Они проговорили минут десять, после чего Грача, на сей раз минуя отстойник, отконвоировали в "шесть-восемь".
...Владимир ожидал, что его поведут в одну из следственных камер для допросов, однако его привели в комнату для свиданий, в конец длинного стола, где в ряд стояли шесть телефонных аппаратов. Заключенных от посетителей отделяла стена из толстого плексигласа.
Грачевский сел на стул, осматривая посетителей.
Увидев его, напротив сел представительный мужчина лет сорока пяти и взял в руки трубку. Кивая, он поздоровался и обнадежил Грача:
– Не бойся, я не кусаюсь.
– Да и я не лаю, – отозвался Грачевский, зная уже, с кем разговаривает.
– Это ты припечатал моего парня к гаражу?
– Понравился отпечаток? – Грач с видимым превосходством и пренебрежением смотрел на человека, который считал себя вором в законе.
– Понравился, – невесело усмехнулся Станислав Сергеевич и подозвал к себе парня, которого Грач узнал с первого взгляда. – Посмотри, Максим: этот человек помогал Ширяевой?
Максим подошел ближе, хотя и на расстоянии узнал Грачевского. Они недолго смотрели друг на друга. Потом, отрицательно покачав головой, Максим ответил отцу:
– Нет, это не он.
Не он...
Пожалуй, другого ответа от сына Курлычкин и не ожидал. Качая головой, подумал: "Что же это, сын, с тобой происходит?"
– Пап... – Максим тронул отца за плечо. – На два слова.
Они отошли в сторонку, Курлычкин дал знать сопровождающему, что свидание еще не закончено.
– Пап... Я знаю, ты многое можешь, сделай для меня одну вещь.
Они проговорили около двух минут, Грач не сводил с Максима глаз, вспоминая, как брали они его с Валентиной, везли в деревню, сажали в погреб...
Станислав Сергеевич так и не вернулся к телефону: сделав знак капитану, он с сыном вышел из комнаты. На пороге Максим обернулся к Грачевскому и отрицательно покачал головой. "Я сделал все, что смог", – говорили его глаза.
Курлычкин не стал разжевывать сыну, что он не один, у него друзья-товарищи, его не поймут. Можно было объяснить его поведение с судьей – по большому счету, это его личное дело, но вот что касается других...
Нет, ему не нужен ропот в бригаде. Да и вообще, необходимо стать самим собой, забыть все, что было до этого дня.
И Максим забудет. Станиславу Сергеевичу не осталось ничего другого, как верить в это.
Грача перевели в карцер, перед этим он в полном одиночестве около часа провел в прогулочном дворике.
Карцер представляется многим тесным помещением. Во многом это соответствует действительности, но в нем есть откидной стол, нары, умывальник, унитаз, есть и место, чтобы сделать от стены до стены пару-тройку шагов. Порой в такое помещение сажают для профилактики до двадцати человек – на час-полтора, больше в непереносимой духоте не выдержать.
Грач гнал от себя ненавистный образ Курлычкина, старался думать о матери. Он догадывался, почему его не отвели обратно в камеру, а посадили в карцер, предварительно, как собаку, выгуляв во дворике.

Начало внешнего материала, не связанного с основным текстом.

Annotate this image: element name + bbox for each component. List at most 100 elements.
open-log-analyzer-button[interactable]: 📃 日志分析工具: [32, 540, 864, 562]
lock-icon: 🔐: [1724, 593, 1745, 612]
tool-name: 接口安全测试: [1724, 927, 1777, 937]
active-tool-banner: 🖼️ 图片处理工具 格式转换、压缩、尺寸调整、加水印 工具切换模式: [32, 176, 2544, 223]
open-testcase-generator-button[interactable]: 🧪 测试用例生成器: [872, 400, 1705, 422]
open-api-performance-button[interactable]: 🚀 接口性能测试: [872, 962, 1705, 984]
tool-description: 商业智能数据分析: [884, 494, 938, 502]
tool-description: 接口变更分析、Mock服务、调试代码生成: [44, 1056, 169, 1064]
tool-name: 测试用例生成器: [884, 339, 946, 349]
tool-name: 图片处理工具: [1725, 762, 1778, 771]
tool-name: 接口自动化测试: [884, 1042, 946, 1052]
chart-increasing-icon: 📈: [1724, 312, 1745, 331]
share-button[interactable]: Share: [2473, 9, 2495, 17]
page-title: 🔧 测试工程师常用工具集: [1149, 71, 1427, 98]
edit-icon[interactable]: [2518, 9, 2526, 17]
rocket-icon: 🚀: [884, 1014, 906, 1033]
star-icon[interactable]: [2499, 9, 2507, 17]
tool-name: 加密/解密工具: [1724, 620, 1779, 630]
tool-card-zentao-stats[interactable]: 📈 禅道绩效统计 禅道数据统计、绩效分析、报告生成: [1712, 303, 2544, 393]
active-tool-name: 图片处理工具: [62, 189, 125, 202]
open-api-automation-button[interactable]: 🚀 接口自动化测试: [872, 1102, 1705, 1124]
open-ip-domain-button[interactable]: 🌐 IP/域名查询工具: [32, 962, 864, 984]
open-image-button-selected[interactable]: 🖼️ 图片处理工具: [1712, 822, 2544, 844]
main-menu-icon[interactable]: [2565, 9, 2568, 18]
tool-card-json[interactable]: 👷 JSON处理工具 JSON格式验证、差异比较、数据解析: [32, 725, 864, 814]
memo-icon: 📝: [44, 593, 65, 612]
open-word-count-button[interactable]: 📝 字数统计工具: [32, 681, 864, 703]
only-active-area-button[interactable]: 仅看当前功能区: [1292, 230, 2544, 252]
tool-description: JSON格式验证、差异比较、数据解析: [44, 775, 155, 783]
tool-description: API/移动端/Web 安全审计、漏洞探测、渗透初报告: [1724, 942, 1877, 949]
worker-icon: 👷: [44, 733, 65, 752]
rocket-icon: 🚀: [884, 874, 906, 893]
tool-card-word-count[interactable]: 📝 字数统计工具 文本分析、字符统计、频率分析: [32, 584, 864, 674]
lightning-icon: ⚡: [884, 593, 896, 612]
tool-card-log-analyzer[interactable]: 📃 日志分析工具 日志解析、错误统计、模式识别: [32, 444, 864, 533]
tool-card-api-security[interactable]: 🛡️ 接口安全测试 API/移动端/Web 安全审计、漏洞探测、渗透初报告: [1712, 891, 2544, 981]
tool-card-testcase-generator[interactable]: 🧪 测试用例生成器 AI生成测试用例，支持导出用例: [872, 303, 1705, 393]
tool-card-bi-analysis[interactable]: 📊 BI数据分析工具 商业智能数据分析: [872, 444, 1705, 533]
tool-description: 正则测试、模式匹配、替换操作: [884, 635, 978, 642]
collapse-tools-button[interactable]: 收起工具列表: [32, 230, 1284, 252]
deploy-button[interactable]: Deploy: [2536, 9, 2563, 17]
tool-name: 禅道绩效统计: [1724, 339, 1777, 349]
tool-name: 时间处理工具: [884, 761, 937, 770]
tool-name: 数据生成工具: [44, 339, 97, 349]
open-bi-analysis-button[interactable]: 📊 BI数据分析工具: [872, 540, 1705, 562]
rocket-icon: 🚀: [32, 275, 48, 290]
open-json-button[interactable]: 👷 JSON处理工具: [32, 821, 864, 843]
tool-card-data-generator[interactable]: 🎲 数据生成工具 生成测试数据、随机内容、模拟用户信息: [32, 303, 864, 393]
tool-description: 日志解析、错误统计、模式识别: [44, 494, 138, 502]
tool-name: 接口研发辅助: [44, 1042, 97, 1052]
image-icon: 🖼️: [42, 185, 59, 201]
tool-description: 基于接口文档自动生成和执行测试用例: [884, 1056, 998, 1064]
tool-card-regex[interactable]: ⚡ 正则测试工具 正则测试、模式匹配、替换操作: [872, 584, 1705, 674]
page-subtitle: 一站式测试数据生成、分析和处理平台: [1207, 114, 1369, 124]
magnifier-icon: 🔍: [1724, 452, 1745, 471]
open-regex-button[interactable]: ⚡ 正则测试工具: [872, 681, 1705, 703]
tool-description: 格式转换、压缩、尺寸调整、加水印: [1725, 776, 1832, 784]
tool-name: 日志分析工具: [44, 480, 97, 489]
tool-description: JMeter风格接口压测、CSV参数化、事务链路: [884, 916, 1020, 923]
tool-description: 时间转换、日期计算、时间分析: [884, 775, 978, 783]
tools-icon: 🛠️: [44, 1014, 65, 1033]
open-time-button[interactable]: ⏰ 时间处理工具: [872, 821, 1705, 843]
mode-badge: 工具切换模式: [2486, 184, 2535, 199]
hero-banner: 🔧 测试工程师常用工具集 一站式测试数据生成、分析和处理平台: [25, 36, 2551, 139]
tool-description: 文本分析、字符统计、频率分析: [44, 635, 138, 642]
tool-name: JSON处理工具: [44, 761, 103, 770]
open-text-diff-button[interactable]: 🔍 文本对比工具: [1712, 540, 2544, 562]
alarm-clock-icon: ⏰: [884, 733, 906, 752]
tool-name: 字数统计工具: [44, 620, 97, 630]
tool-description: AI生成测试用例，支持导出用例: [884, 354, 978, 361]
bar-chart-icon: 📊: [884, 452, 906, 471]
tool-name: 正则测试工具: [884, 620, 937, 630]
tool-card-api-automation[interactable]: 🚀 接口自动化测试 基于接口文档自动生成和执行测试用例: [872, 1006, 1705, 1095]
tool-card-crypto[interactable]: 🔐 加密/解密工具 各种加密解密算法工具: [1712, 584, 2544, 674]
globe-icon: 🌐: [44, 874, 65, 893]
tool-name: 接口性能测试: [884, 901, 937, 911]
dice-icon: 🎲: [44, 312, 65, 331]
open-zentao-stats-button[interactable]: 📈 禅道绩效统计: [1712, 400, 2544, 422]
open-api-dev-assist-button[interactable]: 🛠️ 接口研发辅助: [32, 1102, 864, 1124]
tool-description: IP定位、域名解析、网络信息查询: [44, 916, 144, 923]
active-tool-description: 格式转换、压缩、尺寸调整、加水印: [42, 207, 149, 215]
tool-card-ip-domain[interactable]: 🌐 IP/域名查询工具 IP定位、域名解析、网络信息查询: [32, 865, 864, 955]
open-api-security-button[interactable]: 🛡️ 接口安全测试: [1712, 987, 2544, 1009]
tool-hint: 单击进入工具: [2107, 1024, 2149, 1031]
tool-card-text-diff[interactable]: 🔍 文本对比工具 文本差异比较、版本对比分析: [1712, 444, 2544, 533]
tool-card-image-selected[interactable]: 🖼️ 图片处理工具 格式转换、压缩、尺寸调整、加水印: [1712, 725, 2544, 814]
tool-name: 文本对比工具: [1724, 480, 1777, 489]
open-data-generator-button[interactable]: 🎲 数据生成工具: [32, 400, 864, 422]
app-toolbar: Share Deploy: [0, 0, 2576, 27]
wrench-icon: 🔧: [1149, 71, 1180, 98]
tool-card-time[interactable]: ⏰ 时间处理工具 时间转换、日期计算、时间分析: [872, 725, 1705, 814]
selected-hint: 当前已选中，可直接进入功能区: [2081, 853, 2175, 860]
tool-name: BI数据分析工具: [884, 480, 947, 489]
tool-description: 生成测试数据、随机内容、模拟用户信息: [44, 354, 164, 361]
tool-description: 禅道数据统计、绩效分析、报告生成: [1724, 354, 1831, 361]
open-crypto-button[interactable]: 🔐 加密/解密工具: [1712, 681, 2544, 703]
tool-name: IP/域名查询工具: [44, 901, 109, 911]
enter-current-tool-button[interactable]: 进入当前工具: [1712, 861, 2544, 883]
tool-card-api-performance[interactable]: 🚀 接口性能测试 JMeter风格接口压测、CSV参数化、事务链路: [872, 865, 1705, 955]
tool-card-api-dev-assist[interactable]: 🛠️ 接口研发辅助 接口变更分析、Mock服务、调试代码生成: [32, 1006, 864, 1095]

Он ждал своего конца с минуты на минуту, вздрагивая при каждом звуке. Невозможно настроиться на смерть, но тесное помещение, в котором он содержался, виделось ему камерой смертников.
Он чувствовал, что где-то совсем рядом готовы к работе люди Курлычкина. После полуночи продольный откроет им дверь и впустит в карцер. В своей камере "киевляне" гадить не станут – это святое. Надзиратель мог поступить "официально", например, подсадить в карцер к Грачевскому пару "разбушевавшихся" заключенных, однако постарается избежать лишнего шума и проводит подследственных "киевлян" тихо.
Владимир не ошибался: двое из шести подручных Курлычкина были готовы к работе и ждали двух часов ночи, когда на смену заступит свой контролер.